The agreement is a “multi-year deal,” the company said, but it did not specify the length of the contract.

Tegna also owns Jacksonville NBC affiliate WTLV TV-12. According to Tegna’s annual report, the affiliation agreement for WTLV runs through 2021.

Tegna owns a total of 49 stations in 41 markets.

Analyst likes Black Knight’s potential

Deutsche Bank analyst Ashish Sabadra Monday lowered his price target on Black Knight Inc. from $59 to $57, but maintained a “buy” rating with the stock trading at $45.38 at the time of his report.

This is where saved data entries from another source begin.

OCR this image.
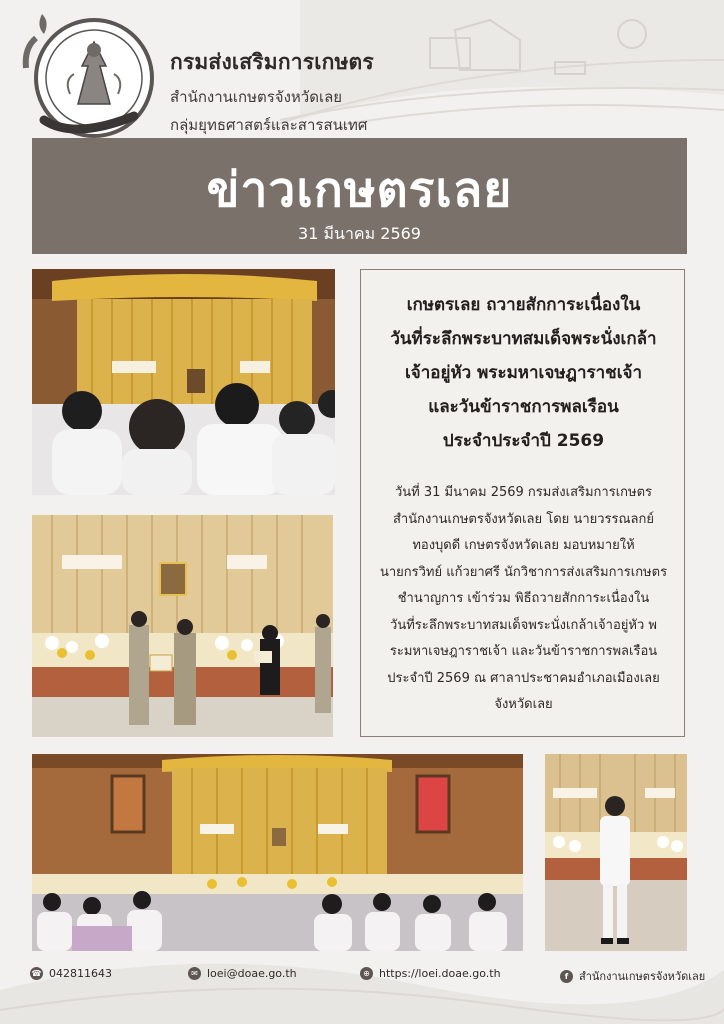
กรมส่งเสริมการเกษตร
สำนักงานเกษตรจังหวัดเลย
กลุ่มยุทธศาสตร์และสารสนเทศ
ข่าวเกษตรเลย
31 มีนาคม 2569
เกษตรเลย ถวายสักการะเนื่องใน
วันที่ระลึกพระบาทสมเด็จพระนั่งเกล้า
เจ้าอยู่หัว พระมหาเจษฎาราชเจ้า
และวันข้าราชการพลเรือน
ประจำประจำปี 2569
วันที่ 31 มีนาคม 2569 กรมส่งเสริมการเกษตร
สำนักงานเกษตรจังหวัดเลย โดย นายวรรณลกย์
ทองบุดดี เกษตรจังหวัดเลย มอบหมายให้
นายกรวิทย์ แก้วยาศรี นักวิชาการส่งเสริมการเกษตร
ชำนาญการ เข้าร่วม พิธีถวายสักการะเนื่องใน
วันที่ระลึกพระบาทสมเด็จพระนั่งเกล้าเจ้าอยู่หัว พ
ระมหาเจษฎาราชเจ้า และวันข้าราชการพลเรือน
ประจำปี 2569 ณ ศาลาประชาคมอำเภอเมืองเลย
จังหวัดเลย
☎ 042811643	✉ loei@doae.go.th	⊕ https://loei.doae.go.th	f สำนักงานเกษตรจังหวัดเลย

Sabadra said in his research report he likes the Jacksonville-based provider of mortgage processing services for “its solid revenue growth, high revenue visibility, and stability in a volatile market.”

Black Knight dominates its field, providing mortgage processing for 62 percent of all U.S. first mortgage loans, and Sabadra said that number should reach 70 percent as the company implements pending contracts with more lenders.

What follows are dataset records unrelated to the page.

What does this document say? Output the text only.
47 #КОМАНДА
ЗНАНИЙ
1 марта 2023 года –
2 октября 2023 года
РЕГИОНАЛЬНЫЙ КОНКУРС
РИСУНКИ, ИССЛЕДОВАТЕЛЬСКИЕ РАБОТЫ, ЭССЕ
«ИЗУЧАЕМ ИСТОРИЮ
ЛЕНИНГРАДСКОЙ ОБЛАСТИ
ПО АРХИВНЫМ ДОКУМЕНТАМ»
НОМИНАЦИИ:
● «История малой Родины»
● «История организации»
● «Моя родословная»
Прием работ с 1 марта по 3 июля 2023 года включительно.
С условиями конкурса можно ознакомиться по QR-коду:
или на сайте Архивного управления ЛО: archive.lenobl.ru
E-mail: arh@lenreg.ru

However, Sabadra sees opportunities for Black Knight to increase market share in other areas.

“The company has only a 17 percent market share in second lien mortgage servicing software solutions and we estimate less than a 10 percent market share in origination software, which provides significant cross-sell opportunities,” he said.

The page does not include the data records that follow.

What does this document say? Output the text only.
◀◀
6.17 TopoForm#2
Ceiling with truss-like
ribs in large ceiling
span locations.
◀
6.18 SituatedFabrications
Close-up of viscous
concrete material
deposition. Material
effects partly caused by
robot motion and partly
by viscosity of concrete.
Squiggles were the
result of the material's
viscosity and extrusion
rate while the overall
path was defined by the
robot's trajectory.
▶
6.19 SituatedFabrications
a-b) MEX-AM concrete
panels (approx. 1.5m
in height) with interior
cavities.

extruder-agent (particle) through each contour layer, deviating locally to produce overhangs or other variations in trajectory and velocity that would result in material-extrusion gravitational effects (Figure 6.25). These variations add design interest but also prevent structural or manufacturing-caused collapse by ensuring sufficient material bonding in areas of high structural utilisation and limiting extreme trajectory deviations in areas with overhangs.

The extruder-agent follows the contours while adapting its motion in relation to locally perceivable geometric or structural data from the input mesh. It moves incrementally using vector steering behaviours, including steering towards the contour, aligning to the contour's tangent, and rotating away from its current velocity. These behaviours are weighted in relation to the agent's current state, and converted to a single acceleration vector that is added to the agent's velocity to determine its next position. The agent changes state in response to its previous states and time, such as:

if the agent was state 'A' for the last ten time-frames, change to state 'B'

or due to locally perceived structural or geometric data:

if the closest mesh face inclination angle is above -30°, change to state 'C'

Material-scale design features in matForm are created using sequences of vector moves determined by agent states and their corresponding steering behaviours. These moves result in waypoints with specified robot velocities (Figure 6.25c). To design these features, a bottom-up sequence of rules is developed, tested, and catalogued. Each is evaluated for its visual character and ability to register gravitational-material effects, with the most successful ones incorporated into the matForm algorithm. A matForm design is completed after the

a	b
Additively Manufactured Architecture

“More importantly, there is opportunity to sell incremental solutions to the existing customer base, which along with pricing should drive higher revenue per mortgage serviced.”

Black Knight’s stock dropped sharply in November after the company announced it was acquiring a stake of less than 20 percent in business data firm Dun & Bradstreet, as investors worried about increased debt to pay for the investment.

But Sabadra sees a positive from Black Knight CEO Anthony Jabbour’s appointment to the additional role of CEO of Dun & Bradstreet, as part of the investment.

“Anthony Jabbour leading both companies will provide Black Knight insights into D&B business, ability to leverage best practices across both organizations, and help monitor the progress on the turnaround,” he said.

Even with the November drop, Black Knight’s stock rose 2 percent in 2018 in a bad year for the market and had a two-year return of 19 percent.

Marker Therapeutics stock rises again

Marker Therapeutics Inc. was the best performer of all Jacksonville-based companies in 2018, rising 41 percent last year.

And the developer of cancer therapy treatments got off to a good start in 2019, rising $1.88, or 39 percent, to $6.65 last week after announcing progress in clinical trials.

The company was formed last year by the merger of Jacksonville-based TapImmune Inc. with Marker Therapeutics, with the merged company taking the Marker name.

Marker intends to move its headquarters office to Houston but as of now, it still lists its headquarters in Jacksonville in Securities and Exchange Commission filings.

The company has no products on the market and no revenue, but last week’s update said Marker has five clinical trials underway producing promising results.

Glowpoint not in NYSE compliance

Glowpoint Inc., which has agreed to merge into Jacksonville-based SharedLabs Inc., said Monday it is not in compliance with NYSE American stock exchange listing requirements but has been granted additional time to regain compliance.

SharedLabs had been planning an initial public offering but instead agreed in November to become public by merging with Denver-based Glowpoint. SharedLabs will be the surviving company after the merger of the two technology firms and become publicly traded.

Glowpoint’s stock has traded mostly below 20 cents a share for the past six months and the company received a deficiency letter from NYSE American in July saying it was not in compliance because of the low stock price.

The company faced a Jan. 5 deadline to regain compliance but because of the merger agreement with SharedLabs, the deadline was extended until Glowpoint’s annual meeting in May, the company said Monday. 

Glowpoint said it will enact a reverse stock split before the merger to increase its price per share, which will allow it to meet NYSE American requirements.

The merger is expected to be completed in the spring, Glowpoint said. However, the merger agreement includes a go-shop period that allows Glowpoint to seek higher offers from other parties until Feb. 3.